The hexagon cannot lie "flat" (with upper and lower line segments horizontal), since then $h = \frac{\sqrt{3}}{2} w$ with $w$ width and $h$ height of the hexagon, making the ratio $\frac{h}{w}$ irrational.
 A: In $\mathbb R^2$, there is no regular hexagon whose vertices are on the lattice points.
Proof : 
Suppose that there exists a regular hexagon $A_1A_2\cdots A_6$ whose vertices are on the lattice points.
Then, the triangle $A_1A_3A_5$ is an equilateral triangle. WLOG, we may set $A_1(0,0),A_3(a,b),A_5(c,d)$ where $(a,b)\not=(0,0)$. Then, considering the area, we get
$$\frac 12|ad-bc|=\frac{\sqrt 3}{4}(a^2+b^2),$$
i.e.
$$\sqrt 3=\frac{2|ad-bc|}{a^2+b^2}$$
The LHS is irrational, the RHS is rational, a contradiction. 
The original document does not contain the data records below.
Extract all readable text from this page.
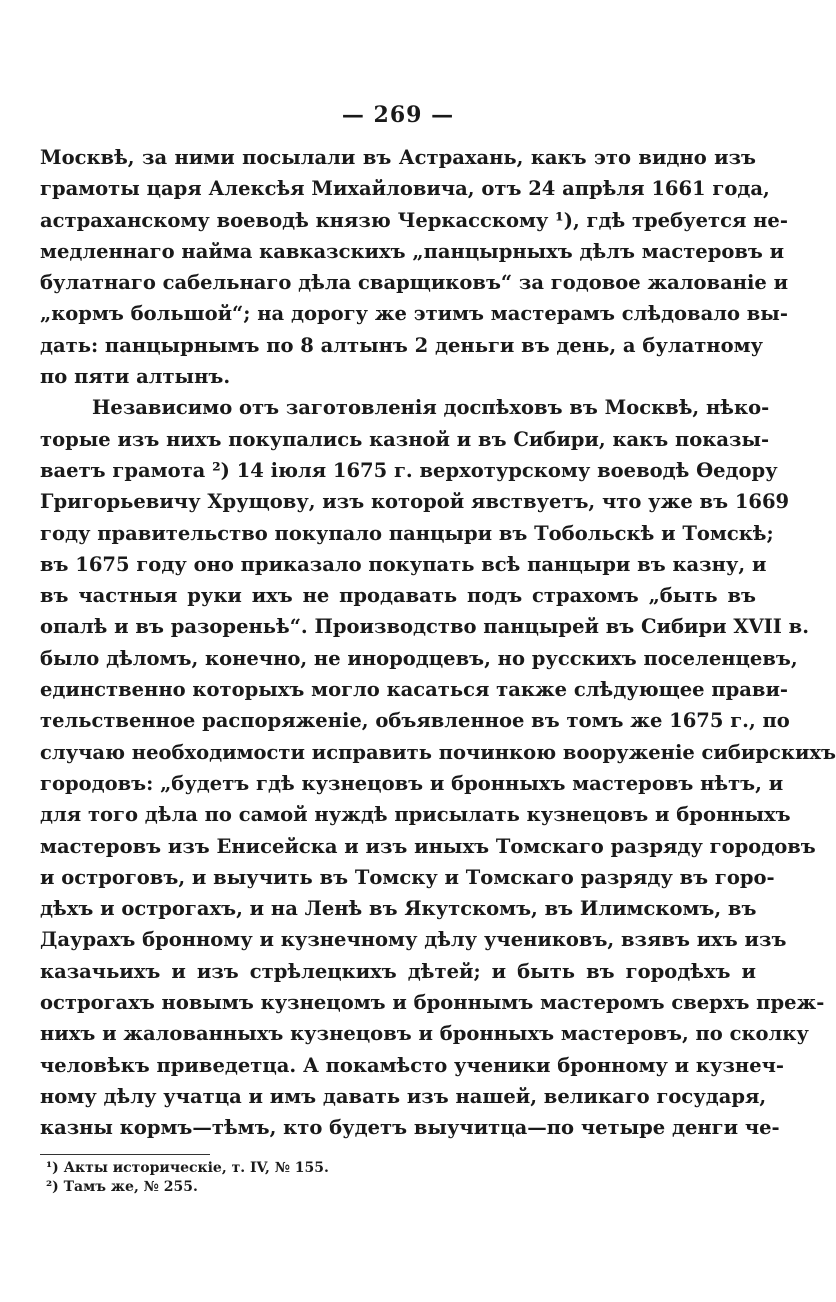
— 269 —
Москвѣ, за ними посылали въ Астрахань, какъ это видно изъ
грамоты царя Алексѣя Михайловича, отъ 24 апрѣля 1661 года,
астраханскому воеводѣ князю Черкасскому ¹), гдѣ требуется не-
медленнаго найма кавказскихъ „панцырныхъ дѣлъ мастеровъ и
булатнаго сабельнаго дѣла сварщиковъ“ за годовое жалованіе и
„кормъ большой“; на дорогу же этимъ мастерамъ слѣдовало вы-
дать: панцырнымъ по 8 алтынъ 2 деньги въ день, а булатному
по пяти алтынъ.
Независимо отъ заготовленія доспѣховъ въ Москвѣ, нѣко-
торые изъ нихъ покупались казной и въ Сибири, какъ показы-
ваетъ грамота ²) 14 іюля 1675 г. верхотурскому воеводѣ Ѳедору
Григорьевичу Хрущову, изъ которой явствуетъ, что уже въ 1669
году правительство покупало панцыри въ Тобольскѣ и Томскѣ;
въ 1675 году оно приказало покупать всѣ панцыри въ казну, и
въ частныя руки ихъ не продавать подъ страхомъ „быть въ
опалѣ и въ разореньѣ“. Производство панцырей въ Сибири XVII в.
было дѣломъ, конечно, не инородцевъ, но русскихъ поселенцевъ,
единственно которыхъ могло касаться также слѣдующее прави-
тельственное распоряженіе, объявленное въ томъ же 1675 г., по
случаю необходимости исправить починкою вооруженіе сибирскихъ
городовъ: „будетъ гдѣ кузнецовъ и бронныхъ мастеровъ нѣтъ, и
для того дѣла по самой нуждѣ присылать кузнецовъ и бронныхъ
мастеровъ изъ Енисейска и изъ иныхъ Томскаго разряду городовъ
и остроговъ, и выучить въ Томску и Томскаго разряду въ горо-
дѣхъ и острогахъ, и на Ленѣ въ Якутскомъ, въ Илимскомъ, въ
Даурахъ бронному и кузнечному дѣлу учениковъ, взявъ ихъ изъ
казачьихъ и изъ стрѣлецкихъ дѣтей; и быть въ городѣхъ и
острогахъ новымъ кузнецомъ и броннымъ мастеромъ сверхъ преж-
нихъ и жалованныхъ кузнецовъ и бронныхъ мастеровъ, по сколку
человѣкъ приведетца. А покамѣсто ученики бронному и кузнеч-
ному дѣлу учатца и имъ давать изъ нашей, великаго государя,
казны кормъ—тѣмъ, кто будетъ выучитца—по четыре денги че-
¹) Акты историческіе, т. IV, № 155.
²) Тамъ же, № 255.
By the way, in $\mathbb R^3$, there are regular hexagons whose vertices are on lattice points.
Here is an example :
$$(0,-1,-1),\quad (1,0,-1),\quad (1,1,0)$$
$$(0,1,1),\quad (-1,0,1),\quad (-1,-1,0)$$
These are the midpoints of the six sides of the cube whose vertices are $(\pm 1,\pm 1,\pm 1)$.
A: The area of a polygon with lattice vertices is half an integer by the shoelace formula.
The area of a regular hexagon of side $L$ is $\dfrac{3 \sqrt 3}{2} L^2$ and so is not half an integer because $ \sqrt 3$ is irrational and $L^2$ is an integer, since $L$ is the distance between two lattice points.
A: Yes we can have a regular hexagon with integral vettex coordinates ... in three dimensions.  Think of a face-centered cubic lattice.  If we set the length unit to half the edge of a cubic unit cell then all lattice points have integer coordinates -- including those forming a hexagonal close-packed plane perpendicular to any body diagonal of the cube.